Iowa Court of Appeals Upholds $127 Million Personal Injury Verdict
Most personal injury claims are the result of reckless or negligent behavior. But sometimes, personal injury cases are the result of criminal activity. While the criminal justice system focuses on punishing the offender and protecting the public at-large, a civil lawsuit provides victims with the ability to seek compensation directly from their attackers.
Defendant Ordered to Pay $75 Million in Punitive Damages After Raping Iowa Teenager
On January 23, the Iowa Court of Appeals issued its opinion in Gray v. Hohenshell, a personal injury case arising from a truly horrific incident that occurred in 2013. The female victim, who was 13 years old at the time, attended a party at a friend’s house. The defendant was the friend’s stepfather.
At some point during the evening, the defendant offered alcohol–including whiskey, vodka, and beer–to his stepdaughter and her friends, including the victim. Eventually, the victim became intoxicated. The defendant then picked the victim up and took her into his bedroom. The defendant then proceeded to rape the victim.
After the victim reported the rape, prosecutors charged the defendant in a 2014 criminal proceeding with “lascivious acts with a child” and illegally furnishing alcohol to minors. According to court records, at the hearing where the defendant pleaded guilty to these crimes, he chuckled and had a “smirk on his face.” A few months later, the victim’s parents filed a civil lawsuit against the defendant.
The civil lawsuit contained a number of personal injury claims, including sexual assault, intentional infliction of severe emotional distress, and negligent supervision. The defendant effectively conceded liability. This left a jury to decide the issue of damages.
After hearing all of the testimony and arguments, the jury awarded the victim compensatory damages of $50 million and punitive damages of $75 million. The jury also awarded each of the victim’s parents $1 million in damages for “loss of consortium,” bringing the total award to $127 million.
On appeal, the defendant maintained the verdict was excessive and the “result of passion or prejudice” on the part of the jury. The Court of Appeals rejected this argument and denied the defendant’s request for a new trial. The appeals court noted the efforts of the trial court and the attorneys for both sides to “select a jury that would not be swayed by passion or prejudice can be described as nothing less than meticulous.”

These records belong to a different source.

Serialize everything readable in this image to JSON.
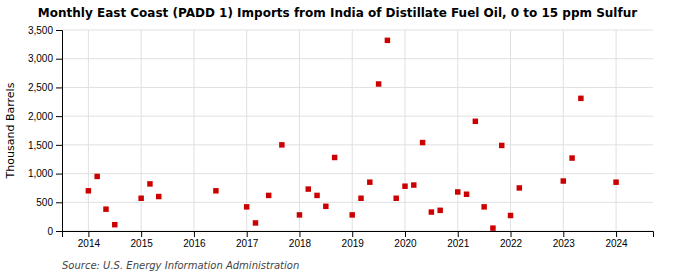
{
  "chart_data": {
    "type": "scatter",
    "title": "Monthly East Coast (PADD 1) Imports from India of Distillate Fuel Oil, 0 to 15 ppm Sulfur",
    "ylabel": "Thousand Barrels",
    "annotations": [
      "Source: U.S. Energy Information Administration"
    ],
    "color": "#cc0000",
    "marker": "square",
    "grid": true,
    "xlim": [
      2013.5,
      2024.7
    ],
    "xticks": [
      2014,
      2015,
      2016,
      2017,
      2018,
      2019,
      2020,
      2021,
      2022,
      2023,
      2024
    ],
    "ylim": [
      0,
      3500
    ],
    "yticks": [
      0,
      500,
      {
        "value": 1000,
        "label": "1,000"
      },
      {
        "value": 1500,
        "label": "1,500"
      },
      {
        "value": 2000,
        "label": "2,000"
      },
      {
        "value": 2500,
        "label": "2,500"
      },
      {
        "value": 3000,
        "label": "3,000"
      },
      {
        "value": 3500,
        "label": "3,500"
      }
    ],
    "x": [
      2014,
      2014.1666666666667,
      2014.3333333333333,
      2014.5,
      2015,
      2015.1666666666667,
      2015.3333333333333,
      2016.4166666666667,
      2017,
      2017.1666666666667,
      2017.4166666666667,
      2017.6666666666667,
      2018,
      2018.1666666666667,
      2018.3333333333333,
      2018.5,
      2018.6666666666667,
      2019,
      2019.1666666666667,
      2019.3333333333333,
      2019.5,
      2019.6666666666667,
      2019.8333333333333,
      2020,
      2020.1666666666667,
      2020.3333333333333,
      2020.5,
      2020.6666666666667,
      2021,
      2021.1666666666667,
      2021.3333333333333,
      2021.5,
      2021.6666666666667,
      2021.8333333333333,
      2022,
      2022.1666666666667,
      2023,
      2023.1666666666667,
      2023.3333333333333,
      2024
    ],
    "values": [
      700,
      950,
      380,
      110,
      570,
      820,
      600,
      700,
      420,
      140,
      620,
      1500,
      280,
      730,
      620,
      430,
      1280,
      280,
      570,
      850,
      2560,
      3320,
      570,
      780,
      800,
      1540,
      330,
      360,
      680,
      640,
      1910,
      420,
      50,
      1490,
      270,
      750,
      870,
      1270,
      2310,
      850
    ]
  }
}
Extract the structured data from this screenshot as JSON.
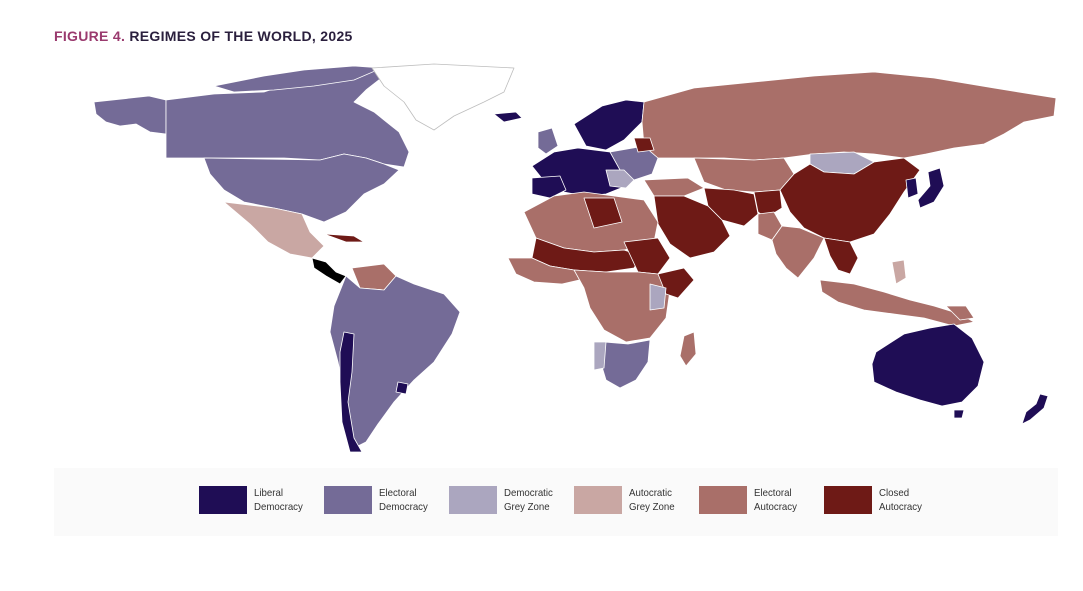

The appeals court further noted that “[v]aluing damages such as these is a nebulous task.” In effect, the jury had to compensate the victim for the loss of her innocence and what will likely be a lifetime of mental suffering. Given this, the Court of Appeals said it was “best to leave such a valuation to a jury.”
Speak with an Iowa Personal Injury Attorney Today
Even in cases where the victim’s injuries were the result of an accident rather than a criminal act, the negligent party must still be held accountable for their actions. If you, or a member of your family, need advice from an experienced Southeast Iowa personal injury lawyer, contact the Noyes Law Office, P.C., today.
Despite the impressive verdict, it is important to understand that insurance policies carve out exceptions in coverage for intentional acts. Without any applicable insurance coverage, the only way to collect on the verdict is from the Defendant himself. If Defendant is “judgement proof,” or poor, there is no way to collect what the jury has awarded. Like the old adage, “You can’t get blood out of a turnip,” you cannot get any money from a defendant who has no money.